On a trip to the Pyrenees back in the early 90s to seek out some of Europe’s finest ewes’ milk cheese was probably the first time I really understood this. The aromatic, wild flowers of the Pyrenees mountain pastures or alpage were knee-high, colourful and timeless as Monet’s garden. The mountains that form the border between France and Spain were spectacular, rugged and snowcapped and, unlike NZ pastures, they are never ploughed and can trace their ancestry back thousands of years.
The cheeses were stored in the rafters of the small, stone mountain huts and no artificial fertilisers or herbicides have ever been used on the mass of wild flowers, herbs and grasses, alive with the sound of bees, birds, butterflies and bells.
Here transhumance is still a way of life, but only just, for the shepherds who move their sheep to the high summer pastures and return as the first snows fall. Many of the cheeses are still made in mountain chalets and the hills still ring with the orchestra of bells worn by each sheep, and it was my great fortune to be sitting near one of these chalets when I heard the tinkling and clanging of bells and what sounded like a 100 tottering teens in high heels.
It is stories like these that capture the imagination of those looking for new experiences and to expand their repertoire. Behind every artisan cheese there is always a story waiting to be told, and when we lose a cheesemaker we need to tell that story, so I would like to say a very fond and very heartfelt farewell to one of my favourite cheesemakers Michael Stacey at Gorsehill Abbey Farm near Broadway who recently lost his battle with cancer. He was a lovely, kind, thoughtful man and an inspired, passionate and talented cheesemaker.

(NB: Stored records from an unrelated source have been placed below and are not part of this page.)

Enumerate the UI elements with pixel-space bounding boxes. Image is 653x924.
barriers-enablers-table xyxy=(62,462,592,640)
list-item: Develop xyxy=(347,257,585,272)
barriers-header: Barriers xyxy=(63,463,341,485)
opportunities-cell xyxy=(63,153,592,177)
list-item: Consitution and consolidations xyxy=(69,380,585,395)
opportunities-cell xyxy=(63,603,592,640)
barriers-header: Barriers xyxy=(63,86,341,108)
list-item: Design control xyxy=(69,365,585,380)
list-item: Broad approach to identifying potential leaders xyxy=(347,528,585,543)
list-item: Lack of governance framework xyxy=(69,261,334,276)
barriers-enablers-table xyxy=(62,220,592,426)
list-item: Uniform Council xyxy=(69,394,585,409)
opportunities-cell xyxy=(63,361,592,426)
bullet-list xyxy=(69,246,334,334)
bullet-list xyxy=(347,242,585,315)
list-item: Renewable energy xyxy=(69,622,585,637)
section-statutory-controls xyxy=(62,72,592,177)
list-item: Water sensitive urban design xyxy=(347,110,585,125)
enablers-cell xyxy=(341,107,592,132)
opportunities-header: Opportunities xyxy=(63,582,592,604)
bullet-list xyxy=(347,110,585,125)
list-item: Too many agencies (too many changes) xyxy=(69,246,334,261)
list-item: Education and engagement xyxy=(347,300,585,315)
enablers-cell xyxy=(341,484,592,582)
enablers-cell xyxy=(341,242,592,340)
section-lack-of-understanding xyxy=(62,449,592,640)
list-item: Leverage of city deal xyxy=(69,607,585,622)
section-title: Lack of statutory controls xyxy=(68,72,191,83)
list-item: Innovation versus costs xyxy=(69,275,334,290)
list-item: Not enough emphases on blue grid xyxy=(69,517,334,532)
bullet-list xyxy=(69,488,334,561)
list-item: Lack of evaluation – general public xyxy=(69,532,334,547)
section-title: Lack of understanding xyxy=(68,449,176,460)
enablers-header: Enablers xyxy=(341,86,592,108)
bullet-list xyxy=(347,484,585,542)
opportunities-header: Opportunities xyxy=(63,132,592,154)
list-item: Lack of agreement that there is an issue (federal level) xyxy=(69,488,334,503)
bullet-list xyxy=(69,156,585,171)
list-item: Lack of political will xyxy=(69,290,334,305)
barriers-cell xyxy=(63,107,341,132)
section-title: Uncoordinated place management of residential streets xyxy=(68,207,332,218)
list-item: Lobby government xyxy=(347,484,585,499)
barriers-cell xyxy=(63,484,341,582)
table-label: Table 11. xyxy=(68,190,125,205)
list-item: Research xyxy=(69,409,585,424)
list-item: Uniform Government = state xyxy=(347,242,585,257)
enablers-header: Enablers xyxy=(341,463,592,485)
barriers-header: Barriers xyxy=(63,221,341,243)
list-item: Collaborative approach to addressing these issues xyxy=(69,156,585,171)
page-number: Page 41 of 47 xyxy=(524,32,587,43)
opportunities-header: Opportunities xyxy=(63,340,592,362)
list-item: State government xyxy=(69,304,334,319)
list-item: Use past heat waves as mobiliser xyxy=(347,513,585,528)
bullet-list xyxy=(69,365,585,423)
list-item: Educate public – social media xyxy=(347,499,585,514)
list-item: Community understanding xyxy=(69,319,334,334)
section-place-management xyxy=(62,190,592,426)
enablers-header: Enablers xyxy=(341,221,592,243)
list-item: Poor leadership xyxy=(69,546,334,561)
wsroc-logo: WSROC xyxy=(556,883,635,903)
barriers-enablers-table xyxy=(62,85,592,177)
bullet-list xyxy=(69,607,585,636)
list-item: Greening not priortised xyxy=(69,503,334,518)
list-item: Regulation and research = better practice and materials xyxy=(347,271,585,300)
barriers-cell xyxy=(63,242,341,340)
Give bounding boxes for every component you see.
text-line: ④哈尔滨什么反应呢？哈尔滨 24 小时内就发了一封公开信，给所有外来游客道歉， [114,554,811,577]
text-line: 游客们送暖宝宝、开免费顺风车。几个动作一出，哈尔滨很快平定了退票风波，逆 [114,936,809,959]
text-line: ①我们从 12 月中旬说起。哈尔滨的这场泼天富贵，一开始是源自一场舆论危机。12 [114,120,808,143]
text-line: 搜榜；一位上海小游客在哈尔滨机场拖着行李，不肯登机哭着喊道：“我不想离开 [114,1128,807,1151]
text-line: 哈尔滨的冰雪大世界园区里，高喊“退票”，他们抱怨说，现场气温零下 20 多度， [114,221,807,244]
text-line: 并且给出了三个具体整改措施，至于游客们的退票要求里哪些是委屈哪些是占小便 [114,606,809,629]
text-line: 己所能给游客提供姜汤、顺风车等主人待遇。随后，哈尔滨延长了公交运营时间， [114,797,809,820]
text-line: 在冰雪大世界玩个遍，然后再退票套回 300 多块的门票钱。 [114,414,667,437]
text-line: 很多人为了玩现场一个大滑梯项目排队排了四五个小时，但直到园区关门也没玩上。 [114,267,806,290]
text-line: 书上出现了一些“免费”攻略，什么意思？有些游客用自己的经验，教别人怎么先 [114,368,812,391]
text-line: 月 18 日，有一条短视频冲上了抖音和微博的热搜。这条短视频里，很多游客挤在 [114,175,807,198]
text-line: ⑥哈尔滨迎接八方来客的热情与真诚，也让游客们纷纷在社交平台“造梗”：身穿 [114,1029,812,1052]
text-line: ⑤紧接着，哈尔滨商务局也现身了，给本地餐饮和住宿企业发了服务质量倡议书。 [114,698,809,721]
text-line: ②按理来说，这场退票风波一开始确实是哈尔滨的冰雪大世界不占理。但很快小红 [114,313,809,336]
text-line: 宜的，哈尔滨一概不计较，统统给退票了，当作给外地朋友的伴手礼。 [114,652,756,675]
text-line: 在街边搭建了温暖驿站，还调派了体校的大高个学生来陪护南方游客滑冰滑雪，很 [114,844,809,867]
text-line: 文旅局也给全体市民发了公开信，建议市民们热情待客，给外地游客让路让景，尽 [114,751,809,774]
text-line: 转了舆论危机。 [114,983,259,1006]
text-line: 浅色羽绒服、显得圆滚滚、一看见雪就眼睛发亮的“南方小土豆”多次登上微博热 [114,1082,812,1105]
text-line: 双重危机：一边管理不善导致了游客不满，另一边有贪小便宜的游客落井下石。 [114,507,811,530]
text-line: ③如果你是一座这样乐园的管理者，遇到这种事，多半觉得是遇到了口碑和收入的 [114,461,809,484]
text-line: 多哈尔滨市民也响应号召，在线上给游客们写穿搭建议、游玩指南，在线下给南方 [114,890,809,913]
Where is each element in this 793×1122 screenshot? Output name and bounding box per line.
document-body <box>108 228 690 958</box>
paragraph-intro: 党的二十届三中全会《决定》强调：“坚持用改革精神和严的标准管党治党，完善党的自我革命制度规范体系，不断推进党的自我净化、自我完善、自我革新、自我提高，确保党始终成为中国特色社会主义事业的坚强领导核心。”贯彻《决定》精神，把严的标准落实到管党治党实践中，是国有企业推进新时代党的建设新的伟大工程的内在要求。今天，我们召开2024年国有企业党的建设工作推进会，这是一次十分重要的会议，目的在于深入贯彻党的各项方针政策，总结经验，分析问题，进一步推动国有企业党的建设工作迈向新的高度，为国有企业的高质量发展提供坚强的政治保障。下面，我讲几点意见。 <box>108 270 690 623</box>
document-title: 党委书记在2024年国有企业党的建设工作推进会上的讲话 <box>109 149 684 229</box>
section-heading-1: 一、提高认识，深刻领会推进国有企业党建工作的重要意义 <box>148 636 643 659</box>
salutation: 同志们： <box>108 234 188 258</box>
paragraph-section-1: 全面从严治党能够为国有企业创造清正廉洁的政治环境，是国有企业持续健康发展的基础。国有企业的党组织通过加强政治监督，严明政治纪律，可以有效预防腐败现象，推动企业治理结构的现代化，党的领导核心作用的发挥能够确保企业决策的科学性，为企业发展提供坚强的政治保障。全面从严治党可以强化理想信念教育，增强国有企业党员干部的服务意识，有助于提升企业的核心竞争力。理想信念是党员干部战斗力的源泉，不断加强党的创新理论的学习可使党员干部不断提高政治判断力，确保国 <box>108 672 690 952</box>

No Cotswold cheeseboard, in fact no English cheeseboard, is complete without at least one of his cheeses made from the herd of Friesian and Montbeliarde cows that he developed and loved and that grazed pastures, some of which are at least 150 years old and retain the ridge and furrow pattern developed in the middle ages.
St Oswald was always a favourite with its terracotta, orange rind, supple almost runny interior and rich, savoury, pungent character – like cheese and onion sauce with attitude. Meanwhile St Eadburgha was a bold, boisterous alternative to French Brie with its lovely wrinkly, crusty Brie-type rind, yeasty, mushroom aroma and gorgeously rich, goopy texture that tastes like wild mushroom soup with a dash of sherry that demands to be eaten before it bursts out of its crusty rind.
The memories of the cheeses and Michael’s warm, welcoming smile will not be forgotten.